店舗が豊かになるだけで、彼や他のスタッフは何も変わらない。

厄介事をただ押し付けられたままだ。

だから……


久しぶりにニコニコしながら、衣緒は家路へ向かった。


「すごい、奇跡って意外と何度も起きちゃうものなのね」

バックヤードから出てきた女性店員が、同僚の男性に話しかける。

「本当、そうですよね。あんなに行列が途絶えなくて、善意の輪っていいもんですね」

「違うの」
「へ?」


「確かにそれもすごいけど、無償で赤の他人のコーヒー奢ってあげる人が、2人もいたんだから」
「ん?それはどういう……」

「後で教えてあげる。

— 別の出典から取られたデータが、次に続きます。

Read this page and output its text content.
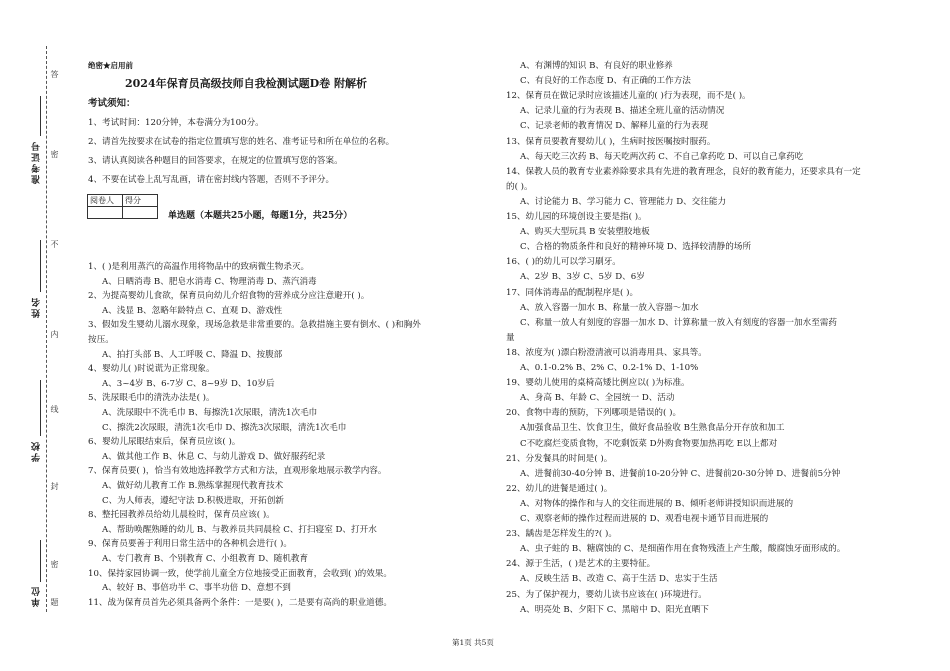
准考证号
姓名
学校
单位
答
密
不
内
线
封
密
题
绝密★启用前
2024年保育员高级技师自我检测试题D卷 附解析
考试须知：
1、考试时间：120分钟，本卷满分为100分。
2、请首先按要求在试卷的指定位置填写您的姓名、准考证号和所在单位的名称。
3、请认真阅读各种题目的回答要求，在规定的位置填写您的答案。
4、不要在试卷上乱写乱画，请在密封线内答题，否则不予评分。
阅卷人	得分

单选题（本题共25小题，每题1分，共25分）
1、( )是利用蒸汽的高温作用将物品中的致病微生物杀灭。
A、日晒消毒 B、肥皂水消毒 C、物理消毒 D、蒸汽消毒
2、为提高婴幼儿食欲，保育员向幼儿介绍食物的营养成分应注意避开( )。
A、浅显 B、忽略年龄特点 C、直观 D、游戏性
3、假如发生婴幼儿溺水现象，现场急救是非常重要的。急救措施主要有倒水、( )和胸外
按压。
A、拍打头部 B、人工呼吸 C、降温 D、按腹部
4、婴幼儿( )时说谎为正常现象。
A、3~4岁 B、6-7岁 C、8~9岁 D、10岁后
5、洗尿眼毛巾的清洗办法是( )。
A、洗尿眼中不洗毛巾 B、每擦洗1次尿眼，清洗1次毛巾
C、擦洗2次尿眼，清洗1次毛巾 D、擦洗3次尿眼，清洗1次毛巾
6、婴幼儿尿眼结束后，保育员应该( )。
A、做其他工作 B、休息 C、与幼儿游戏 D、做好服药纪录
7、保育员要( )，恰当有效地选择教学方式和方法，直观形象地展示教学内容。
A、做好幼儿教育工作 B.熟练掌握现代教育技术
C、为人师表，遵纪守法 D.积极进取，开拓创新
8、整托园教养员给幼儿晨检时，保育员应该( )。
A、帮助唤醒熟睡的幼儿 B、与教养员共同晨检 C、打扫寝室 D、打开水
9、保育员要善于利用日常生活中的各种机会进行( )。
A、专门教育 B、个别教育 C、小组教育 D、随机教育
10、保持家园协调一致，使学前儿童全方位地接受正面教育，会收到( )的效果。
A、较好 B、事倍功半 C、事半功倍 D、意想不到
11、战为保育员首先必须具备两个条件：一是要( )，二是要有高尚的职业道德。
A、有渊博的知识 B、有良好的职业修养
C、有良好的工作态度 D、有正确的工作方法
12、保育员在做记录时应该描述儿童的( )行为表现，而不是( )。
A、记录儿童的行为表现 B、描述全班儿童的活动情况
C、记录老师的教育情况 D、解释儿童的行为表现
13、保育员要教育婴幼儿( )，生病时按医嘱按时服药。
A、每天吃三次药 B、每天吃两次药 C、不自己拿药吃 D、可以自己拿药吃
14、保教人员的教育专业素养除要求具有先进的教育理念，良好的教育能力，还要求具有一定
的( )。
A、讨论能力 B、学习能力 C、管理能力 D、交往能力
15、幼儿园的环境创设主要是指( )。
A、购买大型玩具 B 安装塑胶地板
C、合格的物质条件和良好的精神环境 D、选择较清静的场所
16、( )的幼儿可以学习刷牙。
A、2岁 B、3岁 C、5岁 D、6岁
17、同体消毒品的配制程序是( )。
A、放入容器一加水 B、称量一放入容器～加水
C、称量一放人有刻度的容器一加水 D、计算称量一放入有刻度的容器一加水至需药
量
18、浓度为( )漂白粉澄清液可以消毒用具、家具等。
A、0.1-0.2% B、2% C、0.2-1% D、1-10%
19、婴幼儿使用的桌椅高矮比例应以( )为标准。
A、身高 B、年龄 C、全园统一 D、活动
20、食物中毒的预防，下列哪项是错误的( )。
A加强食品卫生、饮食卫生，做好食品验收 B生熟食品分开存放和加工
C不吃腐烂变质食物，不吃剩饭菜 D外购食物要加热再吃 E以上都对
21、分发餐具的时间是( )。
A、进餐前30-40分钟 B、进餐前10-20分钟 C、进餐前20-30分钟 D、进餐前5分钟
22、幼儿的进餐是通过( )。
A、对物体的操作和与人的交往而进展的 B、倾听老师讲授知识而进展的
C、观察老师的操作过程而进展的 D、观看电视卡通节目而进展的
23、龋齿是怎样发生的?( )。
A、虫子蛀的 B、糖腐蚀的 C、是细菌作用在食物残渣上产生酸，酸腐蚀牙面形成的。
24、源于生活，( )是艺术的主要特征。
A、反映生活 B、改造 C、高于生活 D、忠实于生活
25、为了保护视力，婴幼儿读书应该在( )环境进行。
A、明亮处 B、夕阳下 C、黑暗中 D、阳光直晒下
第1页 共5页
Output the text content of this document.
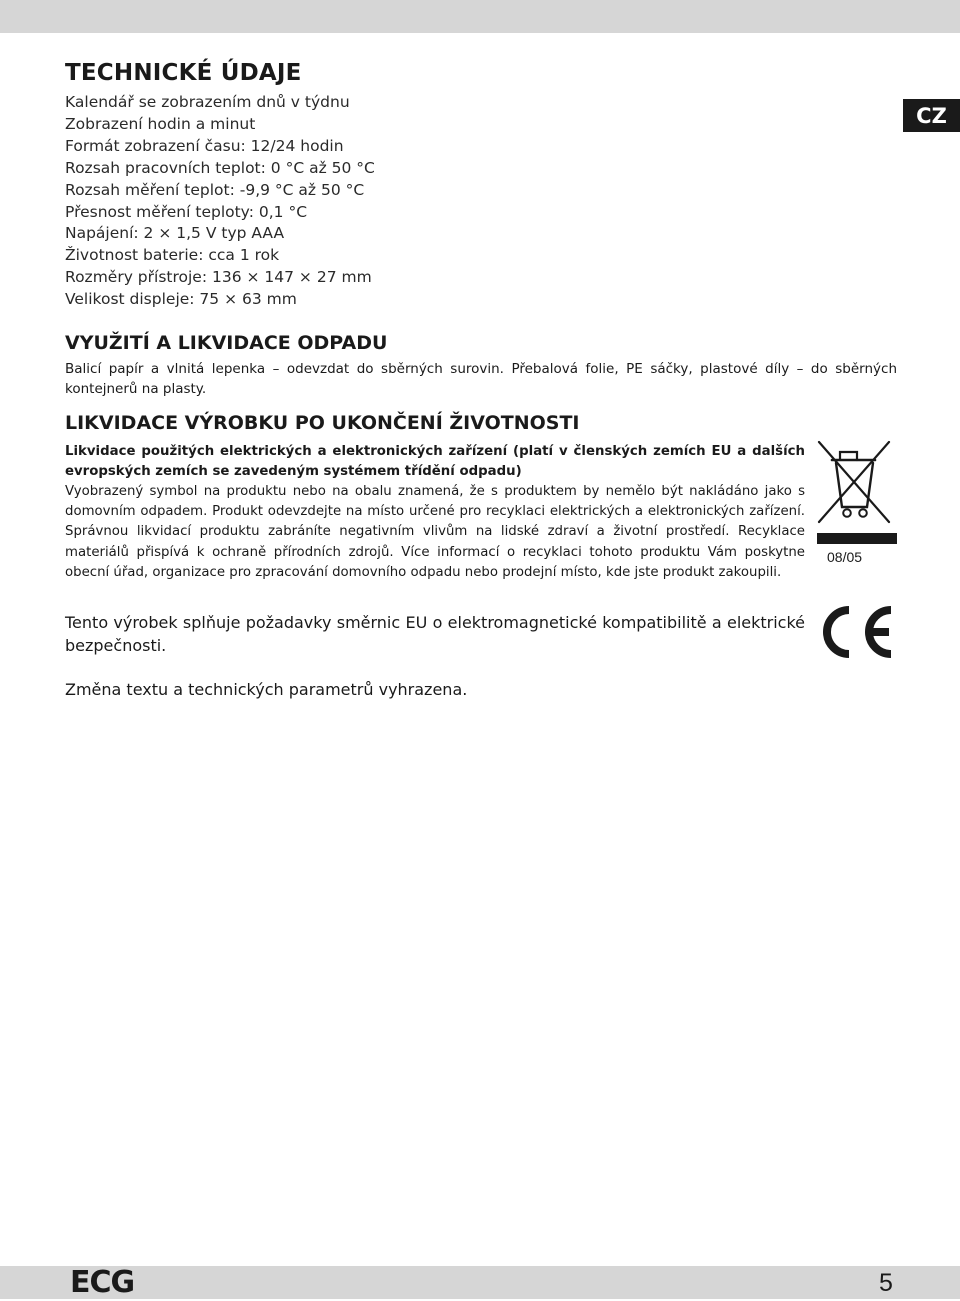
CZ
TECHNICKÉ ÚDAJE
Kalendář se zobrazením dnů v týdnu
Zobrazení hodin a minut
Formát zobrazení času: 12/24 hodin
Rozsah pracovních teplot: 0 °C až 50 °C
Rozsah měření teplot: -9,9 °C až 50 °C
Přesnost měření teploty: 0,1 °C
Napájení: 2 × 1,5 V typ AAA
Životnost baterie: cca 1 rok
Rozměry přístroje: 136 × 147 × 27 mm
Velikost displeje: 75 × 63 mm
VYUŽITÍ A LIKVIDACE ODPADU

Balicí papír a vlnitá lepenka – odevzdat do sběrných surovin. Přebalová folie, PE sáčky, plastové díly – do sběrných kontejnerů na plasty.

LIKVIDACE VÝROBKU PO UKONČENÍ ŽIVOTNOSTI

Likvidace použitých elektrických a elektronických zařízení (platí v členských zemích EU a dalších evropských zemích se zavedeným systémem třídění odpadu)

Vyobrazený symbol na produktu nebo na obalu znamená, že s produktem by nemělo být nakládáno jako s domovním odpadem. Produkt odevzdejte na místo určené pro recyklaci elektrických a elektronických zařízení. Správnou likvidací produktu zabráníte negativním vlivům na lidské zdraví a životní prostředí. Recyklace materiálů přispívá k ochraně přírodních zdrojů. Více informací o recyklaci tohoto produktu Vám poskytne obecní úřad, organizace pro zpracování domovního odpadu nebo prodejní místo, kde jste produkt zakoupili.

08/05

Tento výrobek splňuje požadavky směrnic EU o elektromagnetické kompatibilitě a elektrické bezpečnosti.

Změna textu a technických parametrů vyhrazena.

ECG	5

みんなに言いふらしましょう」
「先輩、あまりお客様の話しは」


「いいの。広める事が、私やあなたに出来る1つの善行なんだから」

納得していない様子の男性店員を尻目に、スターバックス勤務の女性アルバイトは、満面の笑みを浮かべていた。


(了)

以下蛇足です。

尚、実際二日間で700を越える人が、コーヒーを奢ったそうです。